Rappelons d'abord ce qu'est le syndrome de Tietze :
C'est une inflammation des cartilages reliant les côtes au sternum. Cette inflammation apparaît le plus souvent sans explication évidente et soudainement. L'inflammation provoque une douleur thoracique localisée au niveau central du sternum à hauteur des 2e et 3e côtes. Il s'agit d'une douleur en forme d'étau pouvant épisodiquement irradier dans les membres et muscles supérieurs. La douleur est reproductible et augmentée à la palpation et à l'effort ou mouvement.
Dans certains cas, l'inflammation provoque des ecchymoses ou gonflements, rougeurs thoraciques.
La nature et la localisation de la douleur font de ce syndrome une pathologie difficile à diagnostiquer et source d'errance médicale et d'anxiété pour les personnes qui la vivent.
Cette état de fait initial, se décline généralement en 3 situations différentes :
- Le syndrome de Tietze « classique »
Ici on se place dans la situation de base, la douleur est constante et peuvent survenir des crises de douleur de courtes durée. Le syndrome est diagnostiqué rapidement et peut même être visible aux imageries médicales ou prises de sang.

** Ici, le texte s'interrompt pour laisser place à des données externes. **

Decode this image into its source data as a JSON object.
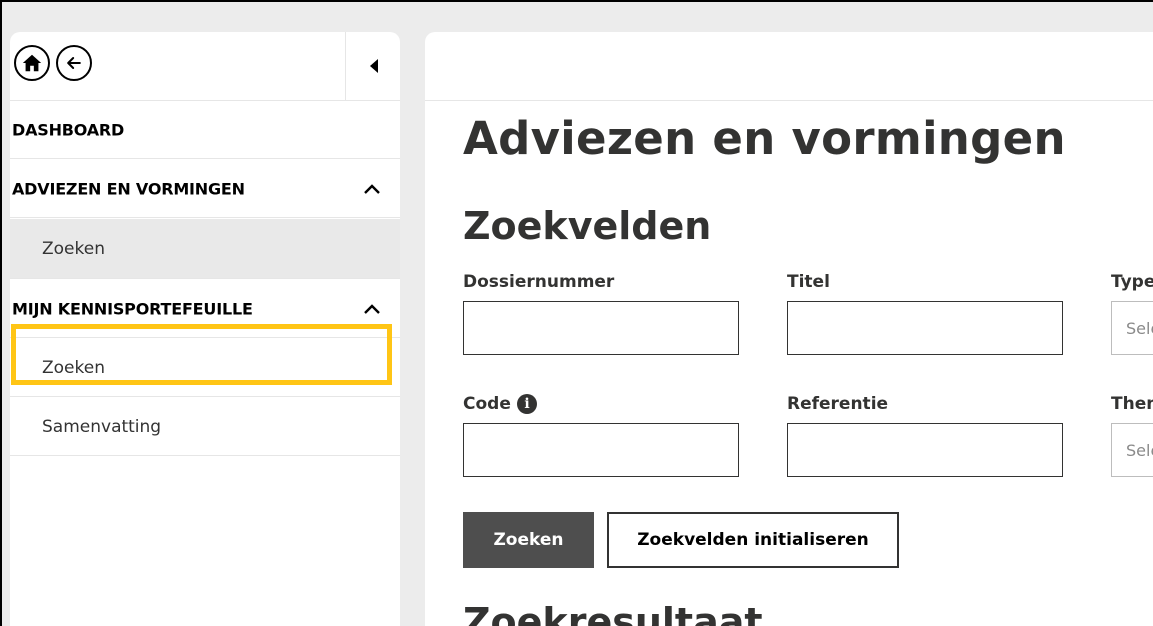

Si le traitement est rapide et avec les bons anti-inflammatoires et antalgiques, le syndrome disparaît en quelques semaines ou mois. A priori sans récidive.
- Le syndrome de Tietze « chronique »
Dans cette situation, le syndrome se développe sur le long terme. Il y a toujours une inflammation, mais elle est épisodique, elle évolue par pics.
De fait le syndrome est difficile à diagnostiquer, l'inflammation n'est, la majorité du temps, pas visible aux imageries médicales ou examens sanguins.
La douleur évolue avec l'inflammation, elle apparaît par périodes, semble disparaître et revient quelques semaines ou mois après. Là aussi elle prend la forme d'un fond douloureux qui peut donner lieu à des crises douloureuses.
Dans cette situation, on traite davantage la crise inflammatoire que le syndrome lui-même, lors des pics et de l'apparition de la douleur, à l'aide d'anti-inflammatoires et d'antalgiques.
Ici le syndrome « chronique » peut disparaître de lui-même, comme il est apparu, sans réelle explication. Cette situation est frustrante mais avec un traitement adapté, qui n'est pris qu'en cas de pics, les périodes inflammatoires sont bien supportées et raccourcies.
- Le syndrome douloureux chronique
Dans certains cas, l'inflammation disparaît d'elle même au bout de quelques temps : les anti-inflammatoires deviennent inefficaces et rien n'est visible ni aux prises de sang ni aux imagerie ; la douleur, elle, reste.
On se situe ici dans le cas d'un syndrome mal pris en charge ou non diagnostiqué. On assiste à l'apparition d'une douleur constante et à des pics de douleur de plus en plus fréquents. Ici la douleur est résistante aux traitements et peut évoluer dans sa forme et sa localisation : piqures, brûlures, décharges électriques, coups de couteaux etc.
On parle de douleurs chroniques, les douleurs sont réelles mais sont créées par un dysfonctionnement physiologique : nerfs, cerveaux etc. C'est le circuit de la douleur qui interprète ou surinterprète un message comme douloureux alors qu'il ne devrait pas l'être.
Dans cette situation, la douleur doit être prise en charge par une équipe de médecins dédiée à la douleur. Le traitement est pluridisciplinaire et pas seulement médicamenteux.
Cette situation est celle de patients douloureux depuis de très nombreuses années, avec une situation qui se dégrade ou stagne.
Dans tous les cas il faut garder en tête qu'un avis et un accompagnement médical est fondamental.Toute douleur ou modification de sa localisation, intensité ou forme doit être considérée comme anormale et doit faire l'objet d'une consultation médicale.